Les dotations budgétaires s'élèvent à 9,95 millions d'euros pour 2018 , et sont inscrites sur les crédits du programme 134 « Développement des entreprises et régulations » de la mission « Économie ».
Les neuf taxes affectées représentent 149,4 millions d'euros en 2018 . Elles sont prévues par l'article 71 de la loi n° 2003-1312 du 30 décembre 2003 de finances rectificative pour 2003. Elles sont plafonnées par l'article 46 de la loi n° 2011-1977 du 28 décembre 2011 de finances initiale pour 2012.
B. VERS LA GÉNÉRALISATION DU FINANCEMENT PAR TAXE AFFECTÉE
Dans un rapport remis au Premier ministre le 7 octobre 2014 36 ( * ) , Clotilde Valter préconisait la généralisation du financement des CTI et des CPDE par taxe affectée . Dans un contexte budgétaire contraint, le rapport soulignait les avantages d'une telle modalité de financement : pérennité et stabilité de la ressource ; neutralité sur le solde budgétaire ; contribution le des importations et acquisitions intracommunautaires ; implication des acteurs de la filière.
Dans ce contexte, l'article 137 de la loi n° 2015-1785 du 29 décembre 2015 de finances pour 2015 a :
- institué trois nouvelles taxes affectées , au bénéfice du centre technique des industries de la fonderie (CTIF), de l'institut des corps gras (ITERG), et du nouveau centre technique industriel de la plasturgie et des composites (CTIPC) créé par ce même article ;
- harmonisé et sécurisé les dispositions législatives encadrant l'ensemble des taxes affectées aux CTI et aux CPDE , s'agissant des missions que celles-ci sont susceptibles de financer d'une part, et des procédures de recouvrement, de contrôle et de recours d'autre part.
Ces taxes affectées ont par ailleurs connu une série de corrections et d'ajustements techniques dans le cadre des lois de finances pour 2016 et pour 2017. Dernier ajustement en date, l'article 19 ter du présent projet de loi de finances pour 2018 vise à permettre la modulation du taux de prélèvement de la taxe affectée au centre technique industriel de la plasturgie et des composites (CTIPC).
II. LE DISPOSITIF ADOPTÉ PAR L'ASSEMBLÉE NATIONALE
Le présent article est issu de trois amendements identiques , présentés respectivement par Joël Giraud, rapporteur général au nom de la commission des finances (n° II-1359, modifié par le sous-amendement n° II-1880 du Gouvernement), Damien Adam (n° II-1550) et Sébastien Jumel (n° II-1151).
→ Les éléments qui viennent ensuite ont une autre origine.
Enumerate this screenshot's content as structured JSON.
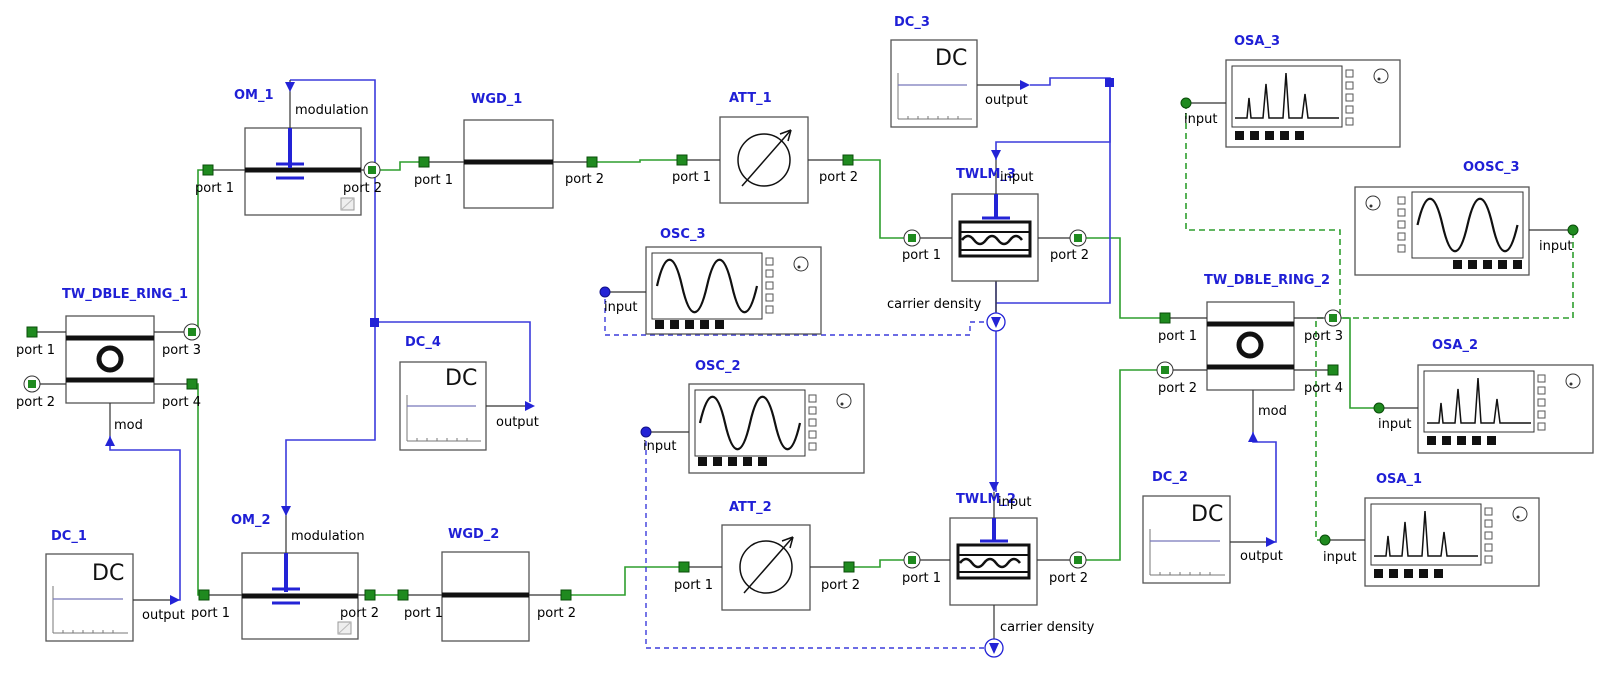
{
  "components": {
    "om1": {
      "name": "OM_1",
      "modulation": "modulation",
      "port1": "port 1",
      "port2": "port 2"
    },
    "om2": {
      "name": "OM_2",
      "modulation": "modulation",
      "port1": "port 1",
      "port2": "port 2"
    },
    "wgd1": {
      "name": "WGD_1",
      "port1": "port 1",
      "port2": "port 2"
    },
    "wgd2": {
      "name": "WGD_2",
      "port1": "port 1",
      "port2": "port 2"
    },
    "att1": {
      "name": "ATT_1",
      "port1": "port 1",
      "port2": "port 2"
    },
    "att2": {
      "name": "ATT_2",
      "port1": "port 1",
      "port2": "port 2"
    },
    "twlm3": {
      "name": "TWLM_3",
      "input": "input",
      "port1": "port 1",
      "port2": "port 2",
      "carrier": "carrier density"
    },
    "twlm2": {
      "name": "TWLM_2",
      "input": "input",
      "port1": "port 1",
      "port2": "port 2",
      "carrier": "carrier density"
    },
    "ring1": {
      "name": "TW_DBLE_RING_1",
      "port1": "port 1",
      "port2": "port 2",
      "port3": "port 3",
      "port4": "port 4",
      "mod": "mod"
    },
    "ring2": {
      "name": "TW_DBLE_RING_2",
      "port1": "port 1",
      "port2": "port 2",
      "port3": "port 3",
      "port4": "port 4",
      "mod": "mod"
    },
    "dc1": {
      "name": "DC_1",
      "display": "DC",
      "output": "output"
    },
    "dc2": {
      "name": "DC_2",
      "display": "DC",
      "output": "output"
    },
    "dc3": {
      "name": "DC_3",
      "display": "DC",
      "output": "output"
    },
    "dc4": {
      "name": "DC_4",
      "display": "DC",
      "output": "output"
    },
    "osc3": {
      "name": "OSC_3",
      "input": "input"
    },
    "osc2": {
      "name": "OSC_2",
      "input": "input"
    },
    "oosc3": {
      "name": "OOSC_3",
      "input": "input"
    },
    "osa3": {
      "name": "OSA_3",
      "input": "input"
    },
    "osa2": {
      "name": "OSA_2",
      "input": "input"
    },
    "osa1": {
      "name": "OSA_1",
      "input": "input"
    }
  },
  "colors": {
    "optical_link": "#2e9e2e",
    "electrical_link": "#3b3bdc",
    "title_text": "#1f1fd6",
    "port_fill": "#1f8a1f",
    "block_outline": "#555555"
  }
}
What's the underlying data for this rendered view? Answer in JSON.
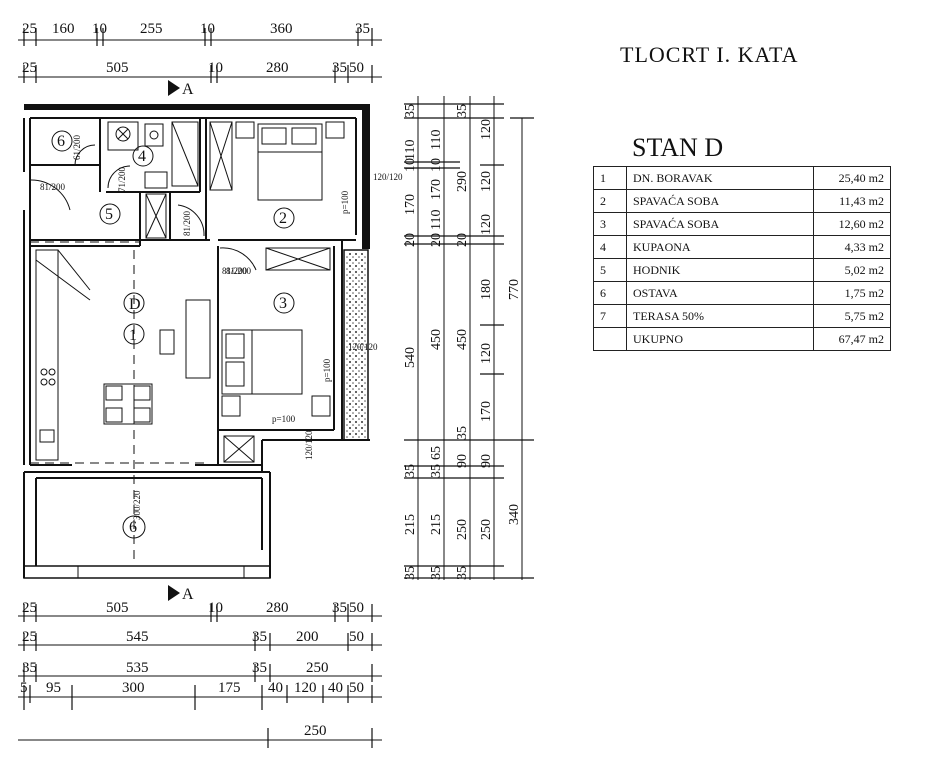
{
  "sheet_title": "TLOCRT I. KATA",
  "apartment_title": "STAN D",
  "rooms_table": [
    {
      "no": "1",
      "name": "DN. BORAVAK",
      "area": "25,40 m2"
    },
    {
      "no": "2",
      "name": "SPAVAĆA SOBA",
      "area": "11,43 m2"
    },
    {
      "no": "3",
      "name": "SPAVAĆA SOBA",
      "area": "12,60 m2"
    },
    {
      "no": "4",
      "name": "KUPAONA",
      "area": "4,33 m2"
    },
    {
      "no": "5",
      "name": "HODNIK",
      "area": "5,02 m2"
    },
    {
      "no": "6",
      "name": "OSTAVA",
      "area": "1,75 m2"
    },
    {
      "no": "7",
      "name": "TERASA 50%",
      "area": "5,75 m2"
    },
    {
      "no": "",
      "name": "UKUPNO",
      "area": "67,47 m2"
    }
  ],
  "section_marker": "A",
  "apartment_letter": "D",
  "room_numbers": [
    "1",
    "2",
    "3",
    "4",
    "5",
    "6",
    "6"
  ],
  "top_dimensions": {
    "row1": [
      "25",
      "160",
      "10",
      "255",
      "10",
      "360",
      "35"
    ],
    "row2": [
      "25",
      "505",
      "10",
      "280",
      "35",
      "50"
    ]
  },
  "bottom_dimensions": {
    "row1": [
      "25",
      "505",
      "10",
      "280",
      "35",
      "50"
    ],
    "row2": [
      "25",
      "545",
      "35",
      "200",
      "50"
    ],
    "row3": [
      "35",
      "535",
      "35",
      "250"
    ],
    "row4": [
      "5",
      "95",
      "300",
      "175",
      "40",
      "120",
      "40",
      "50"
    ],
    "row5": [
      "250"
    ]
  },
  "right_dimensions": {
    "col1": [
      "35",
      "110",
      "10",
      "170",
      "20",
      "540",
      "35",
      "215",
      "35"
    ],
    "col2": [
      "110",
      "10",
      "170",
      "110",
      "20",
      "450",
      "65",
      "35",
      "215",
      "35"
    ],
    "col3": [
      "35",
      "290",
      "20",
      "450",
      "35",
      "90",
      "250",
      "35"
    ],
    "col4": [
      "120",
      "120",
      "120",
      "180",
      "120",
      "170",
      "90",
      "250"
    ],
    "col5": [
      "770",
      "340"
    ]
  },
  "plan_labels": {
    "door_81_200": "81/200",
    "door_61_200": "61/200",
    "door_71_200": "71/200",
    "window_120_120": "120/120",
    "window_p100": "p=100",
    "terrace_door": "300/220"
  }
}
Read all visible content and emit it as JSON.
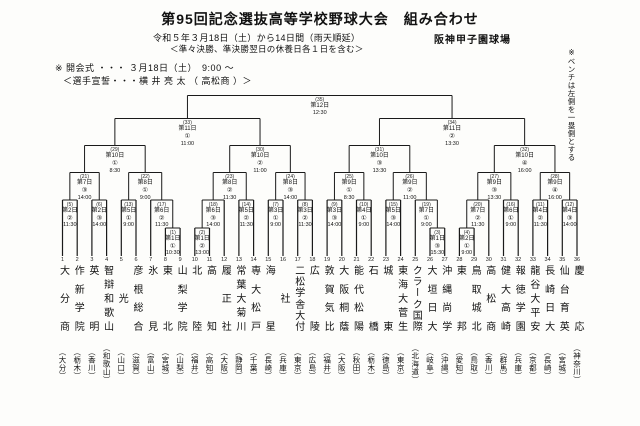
{
  "header": {
    "title": "第95回記念選抜高等学校野球大会　組み合わせ",
    "date_line": "令和５年３月18日（土）から14日間（雨天順延）",
    "rest_note": "＜準々決勝、準決勝翌日の休養日各１日を含む＞",
    "venue": "阪神甲子園球場",
    "opening_line": "※ 開会式 ・・・ ３月18日（土）　9:00 ～",
    "oath_line": "＜選手宣誓・・・横 井 亮 太 （ 高松商 ）＞",
    "bench_note": "※ベンチは左側を一塁側とする"
  },
  "bracket": {
    "teams": [
      {
        "no": 1,
        "name": "大分商",
        "pref": "大分"
      },
      {
        "no": 2,
        "name": "作新学院",
        "pref": "栃木"
      },
      {
        "no": 3,
        "name": "英明",
        "pref": "香川"
      },
      {
        "no": 4,
        "name": "智辯和歌山",
        "pref": "和歌山"
      },
      {
        "no": 5,
        "name": "光",
        "pref": "山口"
      },
      {
        "no": 6,
        "name": "彦根総合",
        "pref": "滋賀"
      },
      {
        "no": 7,
        "name": "氷見",
        "pref": "富山"
      },
      {
        "no": 8,
        "name": "東北",
        "pref": "宮城"
      },
      {
        "no": 9,
        "name": "山梨学院",
        "pref": "山梨"
      },
      {
        "no": 10,
        "name": "北陸",
        "pref": "福井"
      },
      {
        "no": 11,
        "name": "高知",
        "pref": "高知"
      },
      {
        "no": 12,
        "name": "履正社",
        "pref": "大阪"
      },
      {
        "no": 13,
        "name": "常葉大菊川",
        "pref": "静岡"
      },
      {
        "no": 14,
        "name": "専大松戸",
        "pref": "千葉"
      },
      {
        "no": 15,
        "name": "海星",
        "pref": "長崎"
      },
      {
        "no": 16,
        "name": "社",
        "pref": "兵庫"
      },
      {
        "no": 17,
        "name": "二松学舎大付",
        "pref": "東京"
      },
      {
        "no": 18,
        "name": "広陵",
        "pref": "広島"
      },
      {
        "no": 19,
        "name": "敦賀気比",
        "pref": "福井"
      },
      {
        "no": 20,
        "name": "大阪桐蔭",
        "pref": "大阪"
      },
      {
        "no": 21,
        "name": "能代松陽",
        "pref": "秋田"
      },
      {
        "no": 22,
        "name": "石橋",
        "pref": "栃木"
      },
      {
        "no": 23,
        "name": "城東",
        "pref": "徳島"
      },
      {
        "no": 24,
        "name": "東海大菅生",
        "pref": "東京"
      },
      {
        "no": 25,
        "name": "クラーク国際",
        "pref": "北海道"
      },
      {
        "no": 26,
        "name": "大垣日大",
        "pref": "岐阜"
      },
      {
        "no": 27,
        "name": "沖縄尚学",
        "pref": "沖縄"
      },
      {
        "no": 28,
        "name": "東邦",
        "pref": "愛知"
      },
      {
        "no": 29,
        "name": "鳥取城北",
        "pref": "鳥取"
      },
      {
        "no": 30,
        "name": "高松商",
        "pref": "香川"
      },
      {
        "no": 31,
        "name": "健大高崎",
        "pref": "群馬"
      },
      {
        "no": 32,
        "name": "報徳学園",
        "pref": "兵庫"
      },
      {
        "no": 33,
        "name": "龍谷大平安",
        "pref": "京都"
      },
      {
        "no": 34,
        "name": "長崎日大",
        "pref": "長崎"
      },
      {
        "no": 35,
        "name": "仙台育英",
        "pref": "宮城"
      },
      {
        "no": 36,
        "name": "慶応",
        "pref": "神奈川"
      }
    ],
    "games": [
      {
        "no": 1,
        "round": 1,
        "day": "第1日",
        "order": "①",
        "time": "10:30",
        "children": [
          "T8",
          "T9"
        ]
      },
      {
        "no": 2,
        "round": 1,
        "day": "第1日",
        "order": "②",
        "time": "13:00",
        "children": [
          "T10",
          "T11"
        ]
      },
      {
        "no": 3,
        "round": 1,
        "day": "第1日",
        "order": "③",
        "time": "15:30",
        "children": [
          "T26",
          "T27"
        ]
      },
      {
        "no": 4,
        "round": 1,
        "day": "第2日",
        "order": "①",
        "time": "9:00",
        "children": [
          "T28",
          "T29"
        ]
      },
      {
        "no": 5,
        "round": 2,
        "day": "第2日",
        "order": "②",
        "time": "11:30",
        "children": [
          "T1",
          "T2"
        ]
      },
      {
        "no": 6,
        "round": 2,
        "day": "第2日",
        "order": "③",
        "time": "14:00",
        "children": [
          "T3",
          "T4"
        ]
      },
      {
        "no": 7,
        "round": 2,
        "day": "第3日",
        "order": "①",
        "time": "9:00",
        "children": [
          "T15",
          "T16"
        ]
      },
      {
        "no": 8,
        "round": 2,
        "day": "第3日",
        "order": "②",
        "time": "11:30",
        "children": [
          "T17",
          "T18"
        ]
      },
      {
        "no": 9,
        "round": 2,
        "day": "第3日",
        "order": "③",
        "time": "14:00",
        "children": [
          "T19",
          "T20"
        ]
      },
      {
        "no": 10,
        "round": 2,
        "day": "第4日",
        "order": "①",
        "time": "9:00",
        "children": [
          "T21",
          "T22"
        ]
      },
      {
        "no": 11,
        "round": 2,
        "day": "第4日",
        "order": "②",
        "time": "11:30",
        "children": [
          "T33",
          "T34"
        ]
      },
      {
        "no": 12,
        "round": 2,
        "day": "第4日",
        "order": "③",
        "time": "14:00",
        "children": [
          "T35",
          "T36"
        ]
      },
      {
        "no": 13,
        "round": 2,
        "day": "第5日",
        "order": "①",
        "time": "9:00",
        "children": [
          "T5",
          "T6"
        ]
      },
      {
        "no": 14,
        "round": 2,
        "day": "第5日",
        "order": "②",
        "time": "11:30",
        "children": [
          "T13",
          "T14"
        ]
      },
      {
        "no": 15,
        "round": 2,
        "day": "第5日",
        "order": "③",
        "time": "14:00",
        "children": [
          "T23",
          "T24"
        ]
      },
      {
        "no": 16,
        "round": 2,
        "day": "第6日",
        "order": "①",
        "time": "9:00",
        "children": [
          "T31",
          "T32"
        ]
      },
      {
        "no": 17,
        "round": 2,
        "day": "第6日",
        "order": "②",
        "time": "11:30",
        "children": [
          "T7",
          "G1"
        ]
      },
      {
        "no": 18,
        "round": 2,
        "day": "第6日",
        "order": "③",
        "time": "14:00",
        "children": [
          "G2",
          "T12"
        ]
      },
      {
        "no": 19,
        "round": 2,
        "day": "第7日",
        "order": "①",
        "time": "9:00",
        "children": [
          "T25",
          "G3"
        ]
      },
      {
        "no": 20,
        "round": 2,
        "day": "第7日",
        "order": "②",
        "time": "11:30",
        "children": [
          "G4",
          "T30"
        ]
      },
      {
        "no": 21,
        "round": 3,
        "day": "第7日",
        "order": "③",
        "time": "14:00",
        "children": [
          "G5",
          "G6"
        ]
      },
      {
        "no": 22,
        "round": 3,
        "day": "第8日",
        "order": "①",
        "time": "9:00",
        "children": [
          "G13",
          "G17"
        ]
      },
      {
        "no": 23,
        "round": 3,
        "day": "第8日",
        "order": "②",
        "time": "11:30",
        "children": [
          "G18",
          "G14"
        ]
      },
      {
        "no": 24,
        "round": 3,
        "day": "第8日",
        "order": "③",
        "time": "14:00",
        "children": [
          "G7",
          "G8"
        ]
      },
      {
        "no": 25,
        "round": 3,
        "day": "第9日",
        "order": "①",
        "time": "8:30",
        "children": [
          "G9",
          "G10"
        ]
      },
      {
        "no": 26,
        "round": 3,
        "day": "第9日",
        "order": "②",
        "time": "11:00",
        "children": [
          "G15",
          "G19"
        ]
      },
      {
        "no": 27,
        "round": 3,
        "day": "第9日",
        "order": "③",
        "time": "13:30",
        "children": [
          "G20",
          "G16"
        ]
      },
      {
        "no": 28,
        "round": 3,
        "day": "第9日",
        "order": "④",
        "time": "16:00",
        "children": [
          "G11",
          "G12"
        ]
      },
      {
        "no": 29,
        "round": 4,
        "day": "第10日",
        "order": "①",
        "time": "8:30",
        "children": [
          "G21",
          "G22"
        ]
      },
      {
        "no": 30,
        "round": 4,
        "day": "第10日",
        "order": "②",
        "time": "11:00",
        "children": [
          "G23",
          "G24"
        ]
      },
      {
        "no": 31,
        "round": 4,
        "day": "第10日",
        "order": "③",
        "time": "13:30",
        "children": [
          "G25",
          "G26"
        ]
      },
      {
        "no": 32,
        "round": 4,
        "day": "第10日",
        "order": "④",
        "time": "16:00",
        "children": [
          "G27",
          "G28"
        ]
      },
      {
        "no": 33,
        "round": 5,
        "day": "第11日",
        "order": "①",
        "time": "11:00",
        "children": [
          "G29",
          "G30"
        ]
      },
      {
        "no": 34,
        "round": 5,
        "day": "第11日",
        "order": "②",
        "time": "13:30",
        "children": [
          "G31",
          "G32"
        ]
      },
      {
        "no": 35,
        "round": 6,
        "day": "第12日",
        "order": "",
        "time": "12:30",
        "children": [
          "G33",
          "G34"
        ]
      }
    ]
  }
}
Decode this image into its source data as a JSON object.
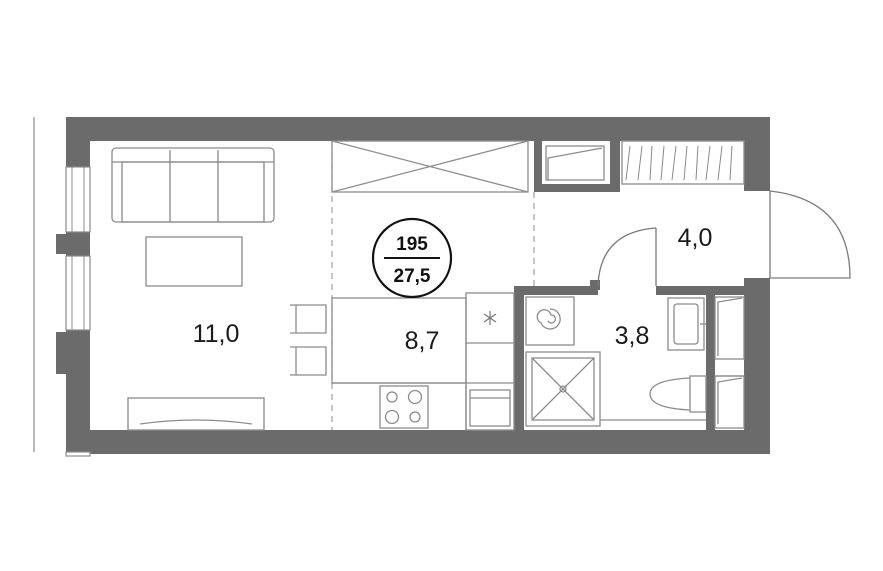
{
  "plan": {
    "badge": {
      "number": "195",
      "area": "27,5"
    },
    "rooms": [
      {
        "id": "living",
        "area": "11,0"
      },
      {
        "id": "kitchen",
        "area": "8,7"
      },
      {
        "id": "bathroom",
        "area": "3,8"
      },
      {
        "id": "hall",
        "area": "4,0"
      }
    ],
    "colors": {
      "wall": "#6b6b6b",
      "fixture": "#8c8c8c",
      "background": "#ffffff"
    }
  }
}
Ces amendements ont reçu l'avis favorable du Gouvernement.
Il vise à créer une taxe affectée au centre technique du papier (CTP) , qui exerce des missions au service de la filière du papier (notamment à recycler), du carton et de la pâte de cellulose.
À cette fin, l'article 71 de la loi n° 2003-1312 du 30 décembre 2003 de finances rectificative pour 2003 serait complété par un bis , dont les dispositions sont analogues à celles qui prévoient les autres taxes affectées . Les caractéristiques de cette taxe sont les suivantes :
- elle serait due par les fabricants établis en France du papier, du carton et de la pâte de cellulose, ainsi que par les importateurs de ces produits . Ces produits seraient recensés par arrêté du ministre chargé de l'industrie, en référence à la nomenclature de produits française en vigueur ;
- elle serait assise sur le chiffre d'affaires hors taxes généré par la vente de ces produits , ou sur la valeur vénale de ces produits lorsqu'ils sont incorporés à d'autres produits. Pour les importations, la taxe serait assise sur la valeur en douane appréciée au moment de l'importation sur le territoire national ;
- son taux serait de 0,4 %o, montant révisable chaque année par décret à l'intérieur d'un intervalle compris entre 0,4 %o et 0,6 %o.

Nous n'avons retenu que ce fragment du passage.